Illud te, nulla fati quod lege tenetur,

pro Latio obtestor, pro maiestate tuorum :

cum iam conubiis pacem felicibus, esto,

component, cum iam leges et foedera iungent,

ne vetus indigenas nomen mutare Latinos

neu Troas fieri iubeas Teucrosque vocari

aut vocem mutare viros aut vertere vestem.

Sit Latium, sint Albani per saecula reges,

sit Romana potens Itala virtute propago ;

occidit, occideritque sinas cum nomine Troia.

Publius Vergilius Maro – Aenēis (XII – 819-828)

Ceci seulement — qui n’est interdit par aucune loi du destin —

je t’en conjure pour le Latium, pour la dignité des tiens :

dès lors qu’ils auront conclu la paix et <contracté> d’heureux mariages —

j’y consens — dès lors que les lois et les traités les uniront :

que les Latins indigènes ne changent pas leur ancien nom.

N’impose pas qu’ils deviennent Troyens et soient appelés Teucriens,

ni que ces hommes changent de langue, ni qu’ils modifient leur habillement.

Que le Latium continue d’exister, que les rois albains règnent pendant des siècles, que la race romaine devienne puissante par ses qualités italiennes.

Troie est anéantie, permets qu’elle soit anéantie avec son nom.

II – « RÉPUBLIQUE » : « UNE & INDIVISIBLE »

« Il est peut-être fâcheux que le libérateur Bolivar ait une prédilection si décidée pour la république une et indivisible : nous avons appris dans ce pays-ci à redouter cette effrayante unité. Et puis ses présidens héréditaires ressemblent beaucoup à des rois sans diadème. Toute cette centralisation n’est bonne que sous le régime militaire, où le chef est le seul qui ait le droit d’avoir une opinion… »

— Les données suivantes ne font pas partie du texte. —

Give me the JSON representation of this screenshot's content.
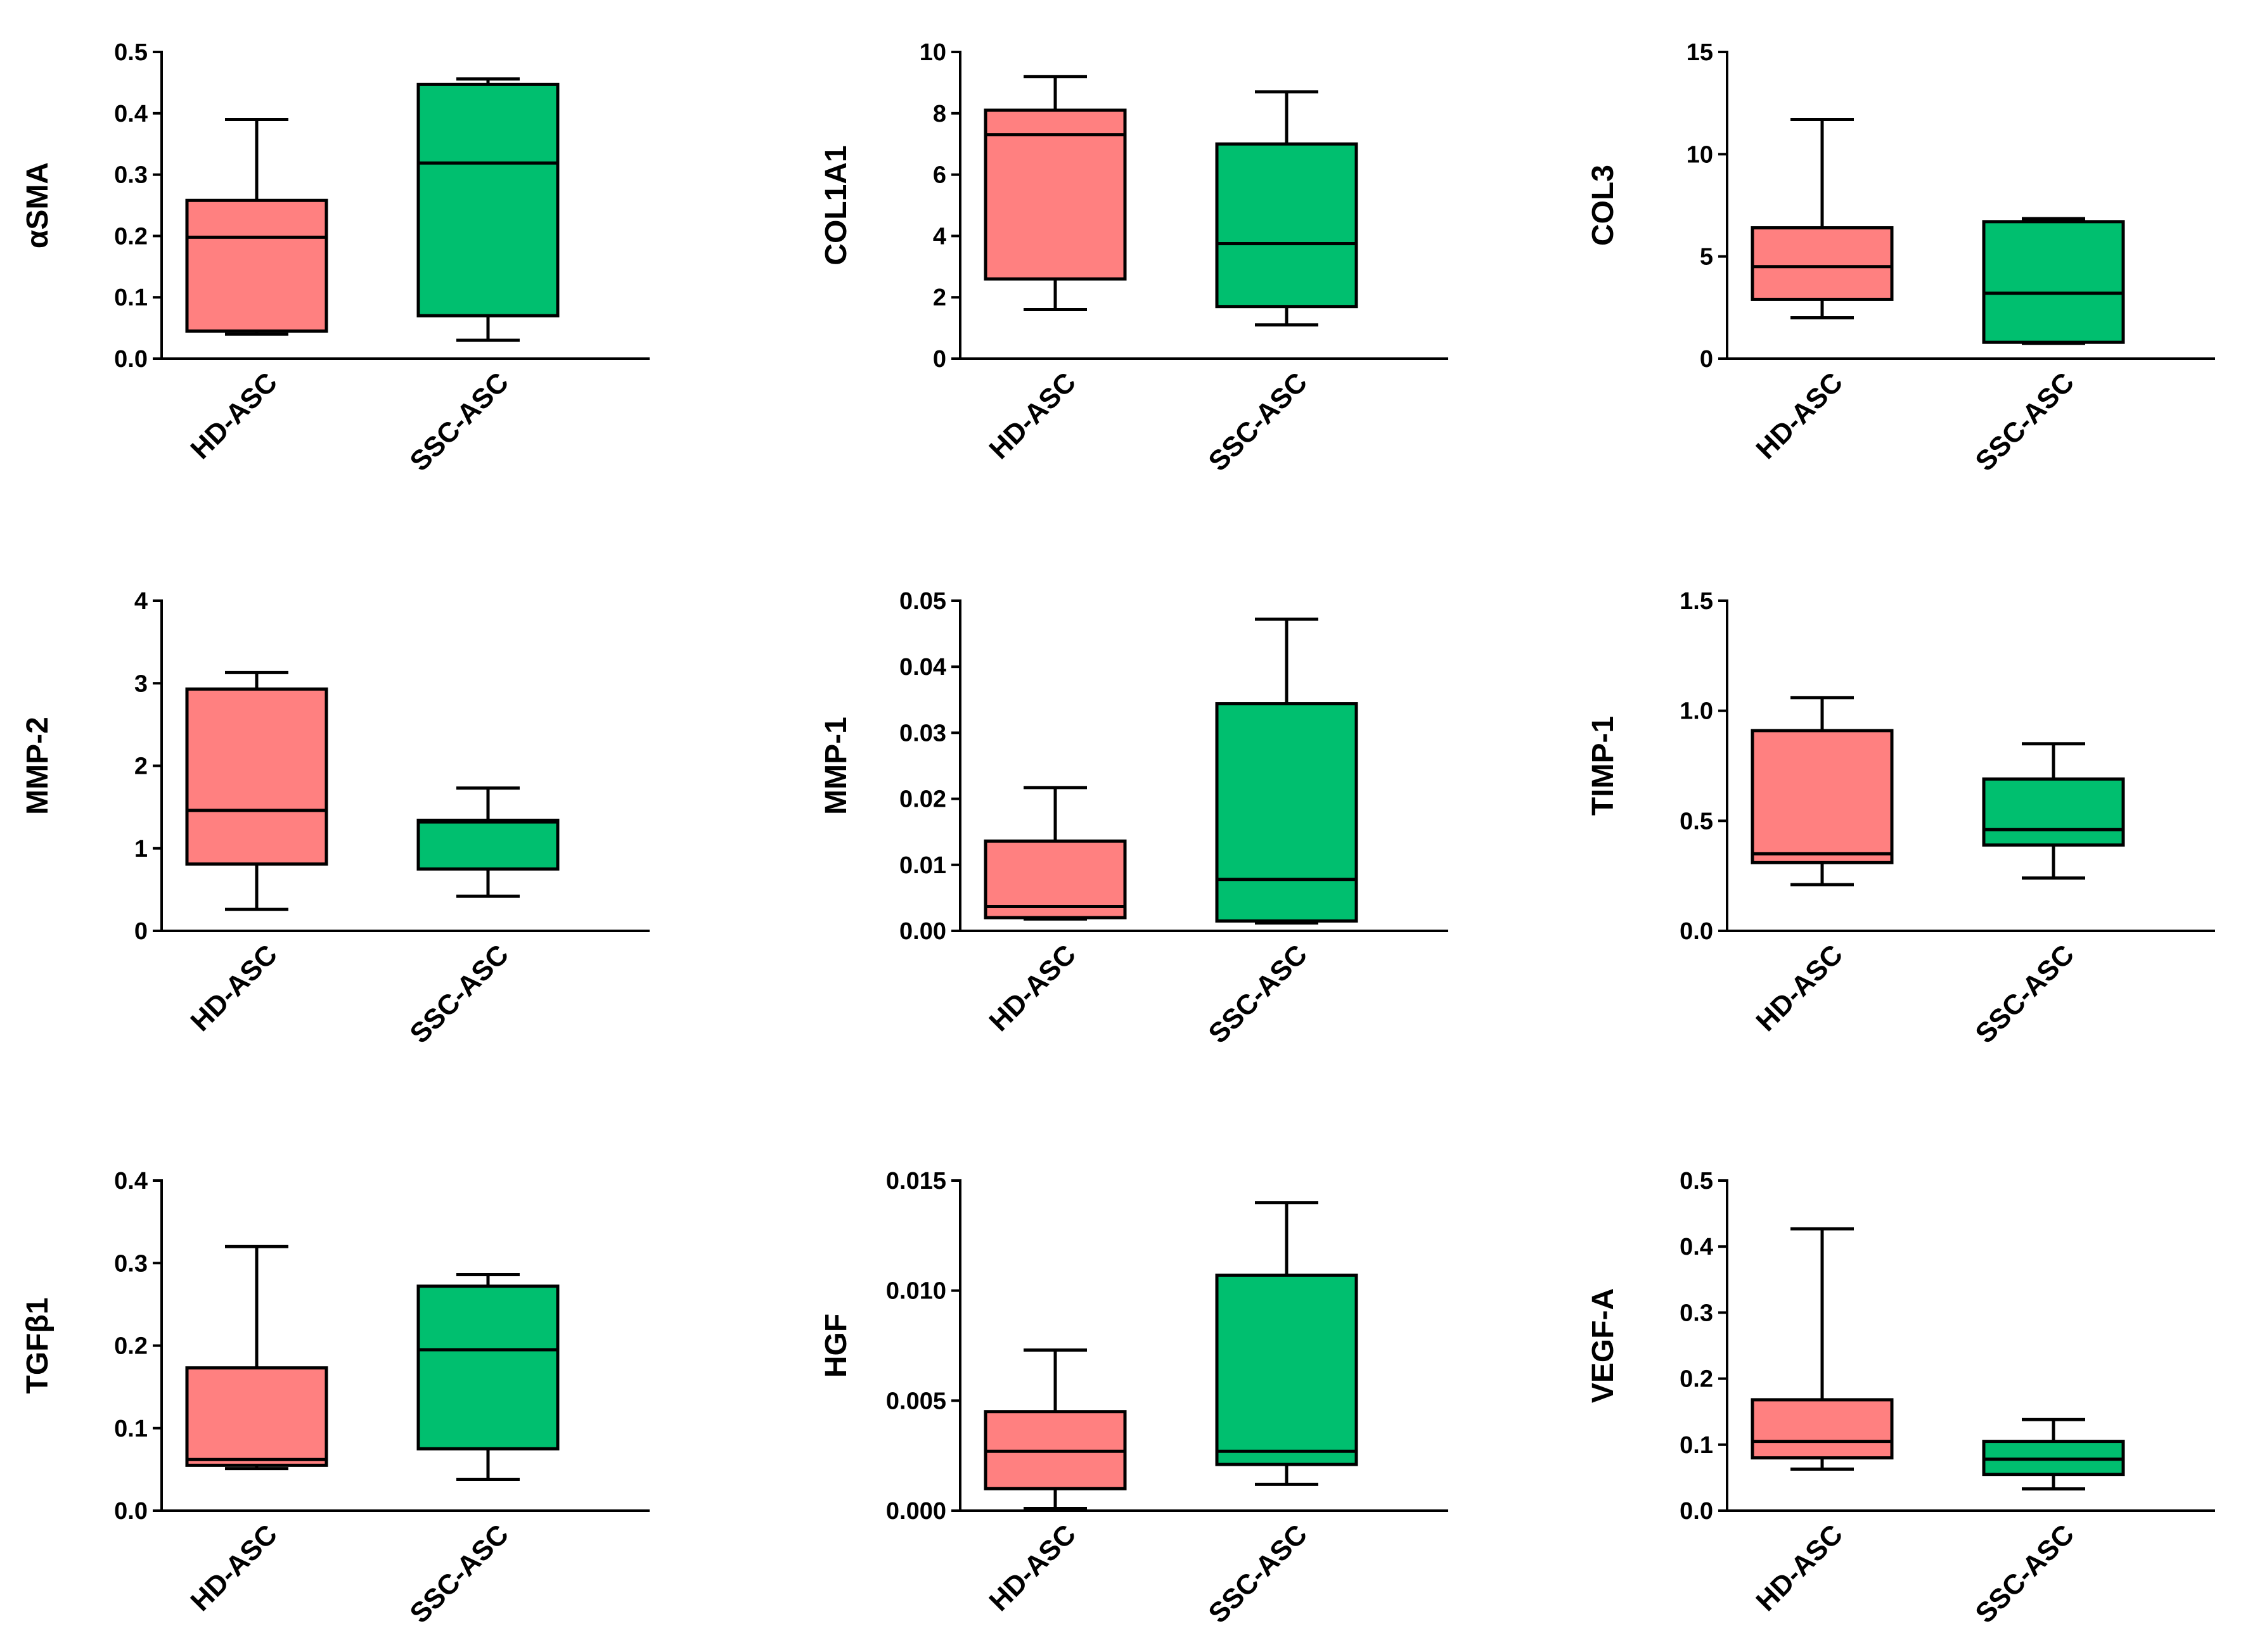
{
  "colors": {
    "HD-ASC": "#ff8080",
    "SSC-ASC": "#00bf6f",
    "axis": "#000000"
  },
  "chart_data": [
    {
      "type": "box",
      "ylabel": "αSMA",
      "ylim": [
        0,
        0.5
      ],
      "yticks": [
        "0.0",
        "0.1",
        "0.2",
        "0.3",
        "0.4",
        "0.5"
      ],
      "categories": [
        "HD-ASC",
        "SSC-ASC"
      ],
      "boxes": [
        {
          "group": "HD-ASC",
          "min": 0.04,
          "q1": 0.045,
          "median": 0.198,
          "q3": 0.258,
          "max": 0.39
        },
        {
          "group": "SSC-ASC",
          "min": 0.03,
          "q1": 0.07,
          "median": 0.319,
          "q3": 0.447,
          "max": 0.456
        }
      ]
    },
    {
      "type": "box",
      "ylabel": "COL1A1",
      "ylim": [
        0,
        10
      ],
      "yticks": [
        "0",
        "2",
        "4",
        "6",
        "8",
        "10"
      ],
      "categories": [
        "HD-ASC",
        "SSC-ASC"
      ],
      "boxes": [
        {
          "group": "HD-ASC",
          "min": 1.6,
          "q1": 2.6,
          "median": 7.3,
          "q3": 8.1,
          "max": 9.2
        },
        {
          "group": "SSC-ASC",
          "min": 1.1,
          "q1": 1.7,
          "median": 3.75,
          "q3": 7.0,
          "max": 8.7
        }
      ]
    },
    {
      "type": "box",
      "ylabel": "COL3",
      "ylim": [
        0,
        15
      ],
      "yticks": [
        "0",
        "5",
        "10",
        "15"
      ],
      "categories": [
        "HD-ASC",
        "SSC-ASC"
      ],
      "boxes": [
        {
          "group": "HD-ASC",
          "min": 2.0,
          "q1": 2.9,
          "median": 4.5,
          "q3": 6.4,
          "max": 11.7
        },
        {
          "group": "SSC-ASC",
          "min": 0.75,
          "q1": 0.8,
          "median": 3.2,
          "q3": 6.7,
          "max": 6.85
        }
      ]
    },
    {
      "type": "box",
      "ylabel": "MMP-2",
      "ylim": [
        0,
        4
      ],
      "yticks": [
        "0",
        "1",
        "2",
        "3",
        "4"
      ],
      "categories": [
        "HD-ASC",
        "SSC-ASC"
      ],
      "boxes": [
        {
          "group": "HD-ASC",
          "min": 0.26,
          "q1": 0.81,
          "median": 1.46,
          "q3": 2.93,
          "max": 3.13
        },
        {
          "group": "SSC-ASC",
          "min": 0.42,
          "q1": 0.75,
          "median": 1.32,
          "q3": 1.34,
          "max": 1.73
        }
      ]
    },
    {
      "type": "box",
      "ylabel": "MMP-1",
      "ylim": [
        0,
        0.05
      ],
      "yticks": [
        "0.00",
        "0.01",
        "0.02",
        "0.03",
        "0.04",
        "0.05"
      ],
      "categories": [
        "HD-ASC",
        "SSC-ASC"
      ],
      "boxes": [
        {
          "group": "HD-ASC",
          "min": 0.0018,
          "q1": 0.002,
          "median": 0.0037,
          "q3": 0.0136,
          "max": 0.0217
        },
        {
          "group": "SSC-ASC",
          "min": 0.0012,
          "q1": 0.0015,
          "median": 0.0078,
          "q3": 0.0344,
          "max": 0.0472
        }
      ]
    },
    {
      "type": "box",
      "ylabel": "TIMP-1",
      "ylim": [
        0,
        1.5
      ],
      "yticks": [
        "0.0",
        "0.5",
        "1.0",
        "1.5"
      ],
      "categories": [
        "HD-ASC",
        "SSC-ASC"
      ],
      "boxes": [
        {
          "group": "HD-ASC",
          "min": 0.21,
          "q1": 0.31,
          "median": 0.35,
          "q3": 0.91,
          "max": 1.06
        },
        {
          "group": "SSC-ASC",
          "min": 0.24,
          "q1": 0.39,
          "median": 0.46,
          "q3": 0.69,
          "max": 0.85
        }
      ]
    },
    {
      "type": "box",
      "ylabel": "TGFβ1",
      "ylim": [
        0,
        0.4
      ],
      "yticks": [
        "0.0",
        "0.1",
        "0.2",
        "0.3",
        "0.4"
      ],
      "categories": [
        "HD-ASC",
        "SSC-ASC"
      ],
      "boxes": [
        {
          "group": "HD-ASC",
          "min": 0.051,
          "q1": 0.055,
          "median": 0.062,
          "q3": 0.173,
          "max": 0.32
        },
        {
          "group": "SSC-ASC",
          "min": 0.038,
          "q1": 0.075,
          "median": 0.195,
          "q3": 0.272,
          "max": 0.286
        }
      ]
    },
    {
      "type": "box",
      "ylabel": "HGF",
      "ylim": [
        0,
        0.015
      ],
      "yticks": [
        "0.000",
        "0.005",
        "0.010",
        "0.015"
      ],
      "categories": [
        "HD-ASC",
        "SSC-ASC"
      ],
      "boxes": [
        {
          "group": "HD-ASC",
          "min": 0.0001,
          "q1": 0.001,
          "median": 0.0027,
          "q3": 0.0045,
          "max": 0.0073
        },
        {
          "group": "SSC-ASC",
          "min": 0.0012,
          "q1": 0.0021,
          "median": 0.0027,
          "q3": 0.0107,
          "max": 0.014
        }
      ]
    },
    {
      "type": "box",
      "ylabel": "VEGF-A",
      "ylim": [
        0,
        0.5
      ],
      "yticks": [
        "0.0",
        "0.1",
        "0.2",
        "0.3",
        "0.4",
        "0.5"
      ],
      "categories": [
        "HD-ASC",
        "SSC-ASC"
      ],
      "boxes": [
        {
          "group": "HD-ASC",
          "min": 0.063,
          "q1": 0.08,
          "median": 0.105,
          "q3": 0.168,
          "max": 0.427
        },
        {
          "group": "SSC-ASC",
          "min": 0.033,
          "q1": 0.055,
          "median": 0.078,
          "q3": 0.105,
          "max": 0.138
        }
      ]
    }
  ]
}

Héléna-Maria Williams – Souvenirs de la Révolution française (1827)

     « Ne faisons point à nos frères du Midi l’injure de penser qu’ils repousseront aucune idée utile à la patrie : ils ont abjuré & combattu le fédéralisme politique ; ils combattront avec la même énergie celui des idiômes. Notre langue & nos cœurs doivent être à l’unisson. »

« Mais au moins on peut uniformer le langage d’une grande nation, de manière que tous les citoyens qui la composent, puissent sans obstacle se communiquer leurs pensées. Cette entreprise, qui ne fut pleinement exécutée chez aucun peuple, est digne du peuple français, qui centralise toutes les branches de l’organisation sociale, & qui doit être jaloux de consacrer au plutôt, dans une République une & indivisible, l’usage unique & invariable de la langue de la liberté. »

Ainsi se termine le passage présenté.